最後に小ネタ。セリフ考えるのが難しい、最早古い古代のネタでまた次回。




グランブルーファンタジー 蒼穹黄金鉄塊



 ファータ・グランデ空域、ザンクティンゼル。その島は、小さな村があるだけのこれまた小さな島。
 自然の中で暮らす穏やかな島には、一人の少女と子ドラゴンがいた。

「行くよビィ! 早く!」
「待てってジータ!」

 小さな頃から共に過ごした二人は、村のそばにある森の中を駆けた。何時もの様に鍛錬に励んでいた彼女は見たのだ。森の中に落ちていく“なにか”を。
 好奇心を抑えきれない彼女は、ただ一匹ビィだけを伴い森を走る。
 そしてあの“なにか”が落ちた場所へたどり着き目当てのものを探した。
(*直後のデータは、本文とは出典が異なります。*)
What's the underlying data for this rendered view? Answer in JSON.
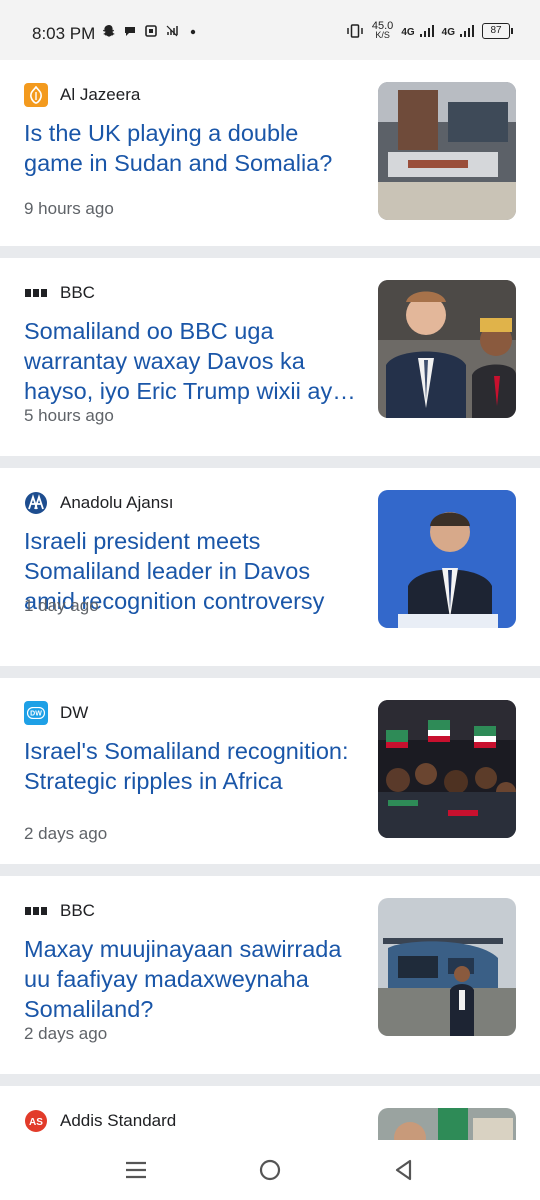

遠目では人間のようにも見えたそれは、果たしてどこに――。

「おいジータ、あれ」
「え?」

 ビィが指差し叫ぶ。ジータも同じ方向を見た。そこには、大樹に背を預け気を失っている一人の男がいた。
 咄嗟にジータは駆け寄り声をかけた。息はあった。見たところ怪我もない。
 褐色の肌の男は、白銀の髪を静かに揺らし眠るように目を閉じていた。来ている白の鎧から、騎士の様に見える。
 ――だとして、何故そんな男がここ?
 ジータが疑問を感じていると突然男の目が開いた。

「うう・・・?」
「あ、意識が……大丈夫ですか?」
「・・・な」
「な?」
「・・・何いきなり話かけて来てるわけ?」
「へ?」

 それがジータとビィの、そして空から墜ちた“黄金の鉄の塊でできたナイト”――ブロントさんとの出会いであった。
 この出会いから始まる長い長い大冒険――蒼穹の特異点ジータ、黄金の鉄の塊でできたナイトブロントさん。二人の行く先には、常に大騒動が巻き起こる。
 ブロントさんとの出会いから少し経ち、蒼の少女ルリアとカタリナとの出会い――。

「そこの小娘といい邪魔ばかり! いい加減大人しくその少女をこちらに渡してほしいものですネェ!」
「その提案はどちらかというと大反対だな」
「なぁにい~っ!?」
「お前ら勝手に平気に兵器あつかいされる奴の気持ち考えたことありますか? マジでぶん殴りたくなるほどむかつくんで止めてもらえませんかねえ・・?」
「こ、このとんがり耳が……我らエルステ帝国に逆らうとでも!?」
「第三者の中立的立場から客観的な意見を言ってるだけなんだが・・・?」
「君よすんだ!? それ以上ポンメルン大尉を挑発しては……っ!」
「大丈夫! ブロントさんは強いんだよ!」
「なんてたってオイラ達のメイン盾だからな!」
「メ、メイン……盾?」

 時にエルステ帝国の兵達をジータと共に返り討ちにし――。

「ポート・ブリーズはお終いさ! ティアマトは暴走し住民ごと島は沈む!!」
「てめえ……なんてことをっ!?」
「あははっ! 残念だったねぇ~! 脱出艇もなくなって君たちはゲームオーバーってわけ――」
「メガトンパンチ!!」
「ぶえっ!?」
「ブ、ブロントさん!?」
「普段は確かに心優しく言葉使いも良いナイトでもおまえらのあまりのごく悪鰤に完全な怒りとなった・・・仏の顔を三度までという名セリフを知らないのかよ」
「ブロント、お前……」
「さんをつけろよでこすけ野郎!」
「えっ!? わ、わりぃ……!」

 ポート・ブリーズで帝国の悪事を砕き、ジータにでこすけ呼ばわりされたラカムを仲間に――。
 その後もイオ、オイゲン、ロゼッタと頼もしい仲間達を得たジータとブロントさん一行。険しい旅も仲間と共に乗り越えて行く。
 そしてその仲間に危機が迫れば躊躇う事無く助けにいく。だからこそナイト。

「ジータ、ルリア……それにヴィーラのために私は……」
「お前それで良いのか?」
「だが!」
「俺の程でないがカタりナもそれなりなナイトと思っていたんだが? その浅はかさは愚かしい。自己満の塊な今のお前はナイトじゃにい。守るべきもの守ってこそがナイト」
「ブロントさん……」
「・・・ルリアが待ってるんだが?」

 その心こそが、黄金の鉄の塊。

「いい加減にあきらめなさいっ!! お姉さまは誰にも渡さないっ!!」
「おいィ? お前らは今の言葉聞こえたか?」
「いいえ、聞こえませんっ!」
「なにか言ったの?」
「オイラのログにはなにもないな」
「ほらみろこれが現実。ナイト以前に人としてお前のやり方は大失敗だったんだが?」
「なにをっ!?」
「お前調子ぶっこき過ぎてた結果だよ?」
「お前……っ!? お前がお姉さまをたぶらかさなければ……お前があぁ!!」

 幾多の苦難を乗り越えて、ブロントさんは旅を続ける。ジータ達を星の島へ導き、いつかは元の世界に戻るため。
 その時が来るまで、彼は空の世界で有頂天になる。仲間達を守るため――。